La sezione socialista milanese, a maggioranza massimalista, pur esprimendo aspre riserve sugli atteggiamenti patriottici e pacifisti allo stesso tempo di Caldara, non sollevò la benché minima critica rispetto ai risultati della politica amministrativa della giunta e anzi li approvò.

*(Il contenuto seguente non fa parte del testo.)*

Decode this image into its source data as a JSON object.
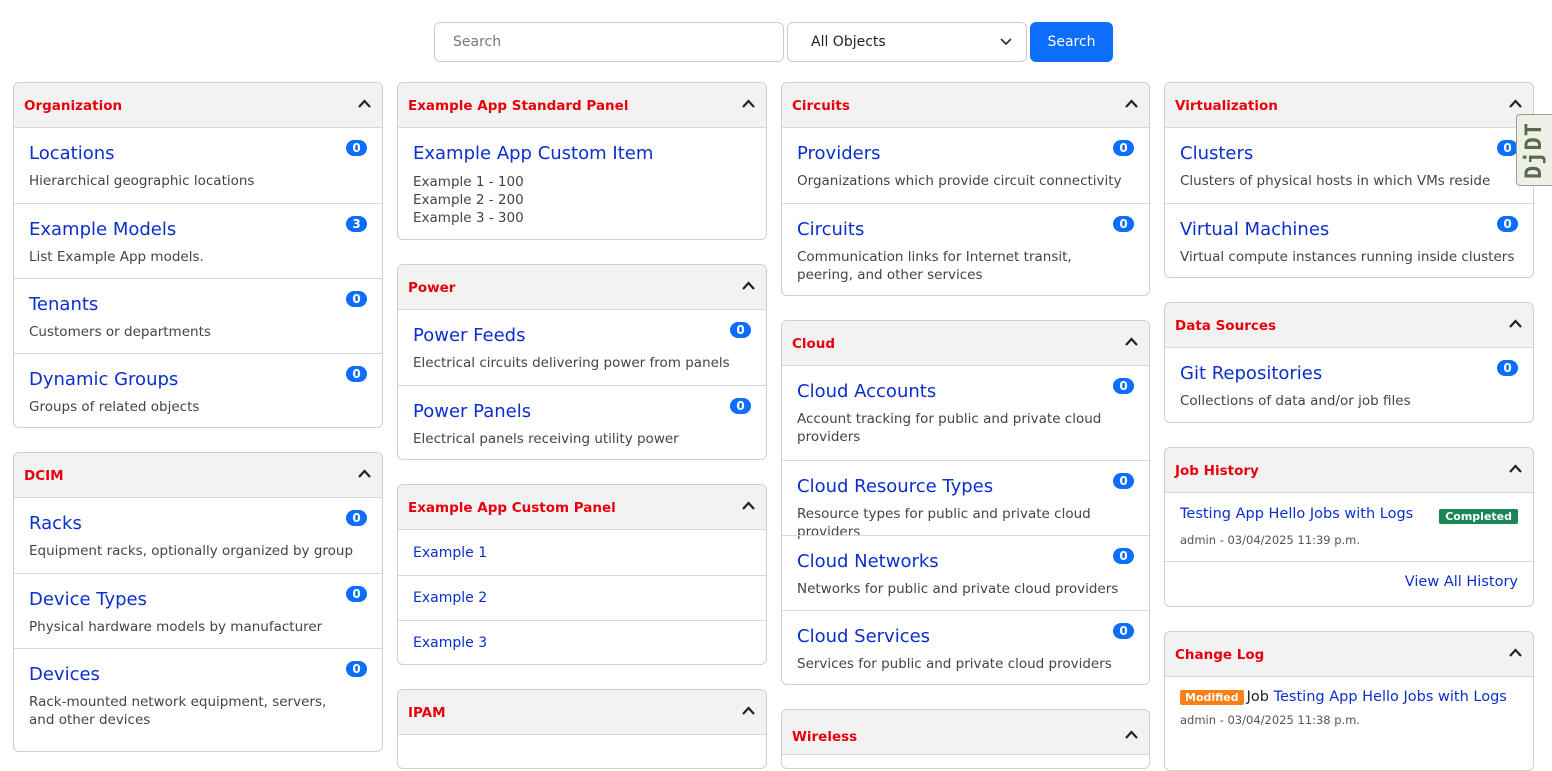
{
  "search": {
    "placeholder": "Search",
    "object_select": "All Objects",
    "button_label": "Search"
  },
  "colors": {
    "accent": "#0d6efd",
    "panel_title": "#e8000b",
    "link": "#0b2fcc",
    "completed": "#198754",
    "modified": "#fd7e14"
  },
  "organization": {
    "title": "Organization",
    "items": [
      {
        "title": "Locations",
        "desc": "Hierarchical geographic locations",
        "count": "0"
      },
      {
        "title": "Example Models",
        "desc": "List Example App models.",
        "count": "3"
      },
      {
        "title": "Tenants",
        "desc": "Customers or departments",
        "count": "0"
      },
      {
        "title": "Dynamic Groups",
        "desc": "Groups of related objects",
        "count": "0"
      }
    ]
  },
  "dcim": {
    "title": "DCIM",
    "items": [
      {
        "title": "Racks",
        "desc": "Equipment racks, optionally organized by group",
        "count": "0"
      },
      {
        "title": "Device Types",
        "desc": "Physical hardware models by manufacturer",
        "count": "0"
      },
      {
        "title": "Devices",
        "desc": "Rack-mounted network equipment, servers, and other devices",
        "count": "0"
      }
    ]
  },
  "example_standard": {
    "title": "Example App Standard Panel",
    "item_title": "Example App Custom Item",
    "lines": [
      "Example 1 - 100",
      "Example 2 - 200",
      "Example 3 - 300"
    ]
  },
  "power": {
    "title": "Power",
    "items": [
      {
        "title": "Power Feeds",
        "desc": "Electrical circuits delivering power from panels",
        "count": "0"
      },
      {
        "title": "Power Panels",
        "desc": "Electrical panels receiving utility power",
        "count": "0"
      }
    ]
  },
  "example_custom": {
    "title": "Example App Custom Panel",
    "links": [
      "Example 1",
      "Example 2",
      "Example 3"
    ]
  },
  "ipam": {
    "title": "IPAM"
  },
  "circuits": {
    "title": "Circuits",
    "items": [
      {
        "title": "Providers",
        "desc": "Organizations which provide circuit connectivity",
        "count": "0"
      },
      {
        "title": "Circuits",
        "desc": "Communication links for Internet transit, peering, and other services",
        "count": "0"
      }
    ]
  },
  "cloud": {
    "title": "Cloud",
    "items": [
      {
        "title": "Cloud Accounts",
        "desc": "Account tracking for public and private cloud providers",
        "count": "0"
      },
      {
        "title": "Cloud Resource Types",
        "desc": "Resource types for public and private cloud providers",
        "count": "0"
      },
      {
        "title": "Cloud Networks",
        "desc": "Networks for public and private cloud providers",
        "count": "0"
      },
      {
        "title": "Cloud Services",
        "desc": "Services for public and private cloud providers",
        "count": "0"
      }
    ]
  },
  "wireless": {
    "title": "Wireless"
  },
  "virtualization": {
    "title": "Virtualization",
    "items": [
      {
        "title": "Clusters",
        "desc": "Clusters of physical hosts in which VMs reside",
        "count": "0"
      },
      {
        "title": "Virtual Machines",
        "desc": "Virtual compute instances running inside clusters",
        "count": "0"
      }
    ]
  },
  "data_sources": {
    "title": "Data Sources",
    "items": [
      {
        "title": "Git Repositories",
        "desc": "Collections of data and/or job files",
        "count": "0"
      }
    ]
  },
  "job_history": {
    "title": "Job History",
    "entry": {
      "name": "Testing App Hello Jobs with Logs",
      "status": "Completed",
      "meta": "admin - 03/04/2025 11:39 p.m."
    },
    "view_all": "View All History"
  },
  "change_log": {
    "title": "Change Log",
    "entry": {
      "action": "Modified",
      "type": "Job",
      "name": "Testing App Hello Jobs with Logs",
      "meta": "admin - 03/04/2025 11:38 p.m."
    }
  },
  "debug_toolbar": {
    "label": "DjDT"
  }
}
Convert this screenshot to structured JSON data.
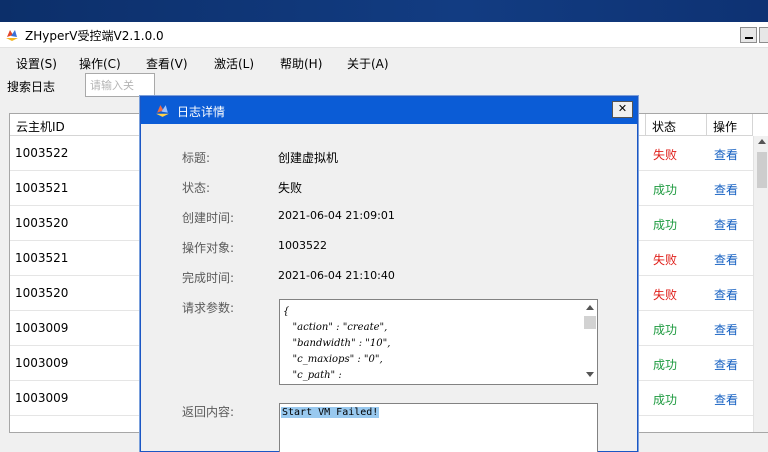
{
  "app": {
    "title": "ZHyperV受控端V2.1.0.0",
    "menu": [
      "设置(S)",
      "操作(C)",
      "查看(V)",
      "激活(L)",
      "帮助(H)",
      "关于(A)"
    ]
  },
  "search": {
    "label": "搜索日志",
    "placeholder": "请输入关"
  },
  "table": {
    "columns": [
      "云主机ID",
      "状态",
      "操作"
    ],
    "rows": [
      {
        "id": "1003522",
        "status": "失败",
        "action": "查看"
      },
      {
        "id": "1003521",
        "status": "成功",
        "action": "查看"
      },
      {
        "id": "1003520",
        "status": "成功",
        "action": "查看"
      },
      {
        "id": "1003521",
        "status": "失败",
        "action": "查看"
      },
      {
        "id": "1003520",
        "status": "失败",
        "action": "查看"
      },
      {
        "id": "1003009",
        "status": "成功",
        "action": "查看"
      },
      {
        "id": "1003009",
        "status": "成功",
        "action": "查看"
      },
      {
        "id": "1003009",
        "status": "成功",
        "action": "查看"
      }
    ]
  },
  "dialog": {
    "title": "日志详情",
    "close": "✕",
    "fields": [
      {
        "label": "标题:",
        "value": "创建虚拟机"
      },
      {
        "label": "状态:",
        "value": "失败"
      },
      {
        "label": "创建时间:",
        "value": "2021-06-04 21:09:01"
      },
      {
        "label": "操作对象:",
        "value": "1003522"
      },
      {
        "label": "完成时间:",
        "value": "2021-06-04 21:10:40"
      }
    ],
    "params_label": "请求参数:",
    "params_lines": [
      "{",
      "   \"action\" : \"create\",",
      "   \"bandwidth\" : \"10\",",
      "   \"c_maxiops\" : \"0\",",
      "   \"c_path\" :"
    ],
    "response_label": "返回内容:",
    "response": "Start VM Failed!"
  },
  "colors": {
    "fail": "#e0201b",
    "success": "#1d9a3f",
    "link": "#1560c2",
    "dialog_titlebar": "#0b5cd6"
  }
}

Un grande sindaco, un capo politico
La grandezza di Caldara fu di essere “il sindaco di tutti i milanesi” come sottolineò Turati, e di mostrare profonda conoscenza delle leggi e della macchina comunale. Fu un ottimo amministratore, ma non fece l’amministratore delegato” dell’azienda Comune di Milano (anche se non fece errori nei bilanci e con un governo ostile seppe trovare le risorse necessarie per la città): andò oltre, dimostrandosi un politico attento, vera guida di una città europea, la seconda capitale d’Italia. All’inizio del 1919 ricevette Woodrow Wilson a Palazzo Marino e gli dedicò un concerto alla Scala, richiamandosi, con un discorso di notevole levatura, ai 14 punti del Presidente americano, tra i quali l’affermazione della democrazia, il riconoscimento della giustezza della rivendicazione dell’eguaglianza economica e l’autodeterminazione dei popoli: si attirò per questo la riprovazione della maggioranza rivoluzionaria” della sezione socialista milanese (protagonista dell’intervento Filippetti!) che lo deferì alla direzione del partito. Andò a Berlino a raccogliere i bambini tedeschi bisognosi che dopo la guerra Milano volle ospitare in nome di un internazionalismo concreto. Fu in missione a Fiume per rendersi conto della situazione di quella città dopo l’occupazione dannunziana. Non rifiutò, come detto sopra, malgrado le perplessità dello stesso Turati, di capeggiare una lista socialista a prevalenza massimalista per le elezioni municipali. Fu un capo politico accorto e coraggioso insieme, un difensore dei lavoratori che seppe essere uomo delle istituzioni senza tradire i principi socialisti cui si ispirava.